Belirsizlik yatırımcıyı tedirgin ediyor…
2014’ün başında iyi veya kötü bir ekonomik atmosferden çok belirsizlik tarifi öne çıktı. Türkiye ekonomisinin sermaye akımlarına duyarlı yapısı istikrarsızlığa olan tepkisini sertleştiriyor. Euro Bölgesi’nde ve ABD’de görülen ekonomik toparlanma ihracat imkanları açısından umut verici. Fakat Türkiye’nin döviz ihtiyacını reel akımların karşılığında ülkeye girecek ödeme imkanlarıyla kapatması mümkün değil. Özel sektörün uluslararası bankacılık sistemine olan borcunu döndürmesi için ekonomi yönetiminin yapacağı açıklamaların psikolojik destek vermesi gerebilir. Çünkü derecelendirme kuruluşları özel sektörün kur riskini vurgulamaya başladılar bile. Gecikilmiş de olsa bu noktaya dikkat çekildikçe ‘zararın neresinden dönülse kardır’.
Kriz tecrübesine dönelim…
2008 Eylül’ünde başlayan global krize verilen tüketici tepkilerini anımsatmak istiyorum. Krizin merkezinde ABD ve zincirleme olarak AB ekonomisi vardı. Fakat, Türkiye ekonomisi önce eksi %13,8’lik bir tepki ile harcamalarda sert bir düşüş sağladı. Daha sonra bu rakam eksi %14,3 olarak revize edildi. Böyle bir küçülmeyi krizin merkezindeki ülkelerde dahi görmüş değildik.

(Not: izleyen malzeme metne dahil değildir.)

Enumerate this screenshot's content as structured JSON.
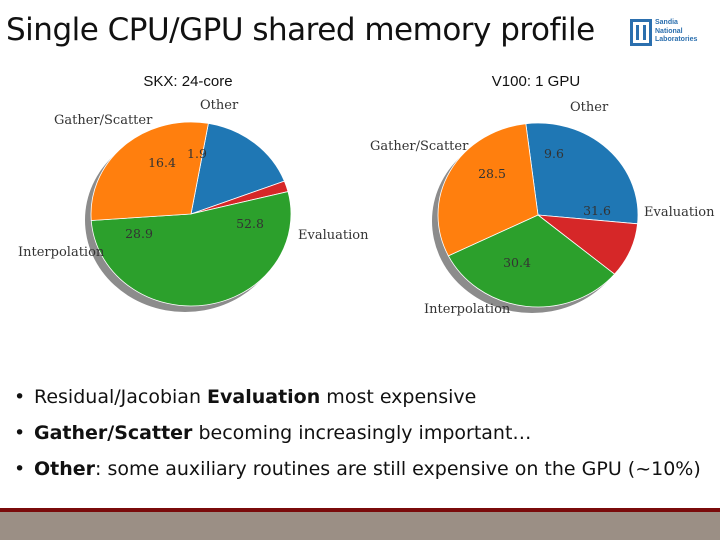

Bugün tüketim ve yatırım kararlarında durağanlığa prim vermek tümüyle isabetsiz bir öngörü sayılamaz. Fakat dövizdeki tırmanışın bir bölümünde spekülatif davranışların etkisi olduğuna eminim. Ekonomiye ilişkin algı yönetiminde paniğe yol açılmaması yönünde alınacak tedbirlerin var olduğunu düşünüyorum.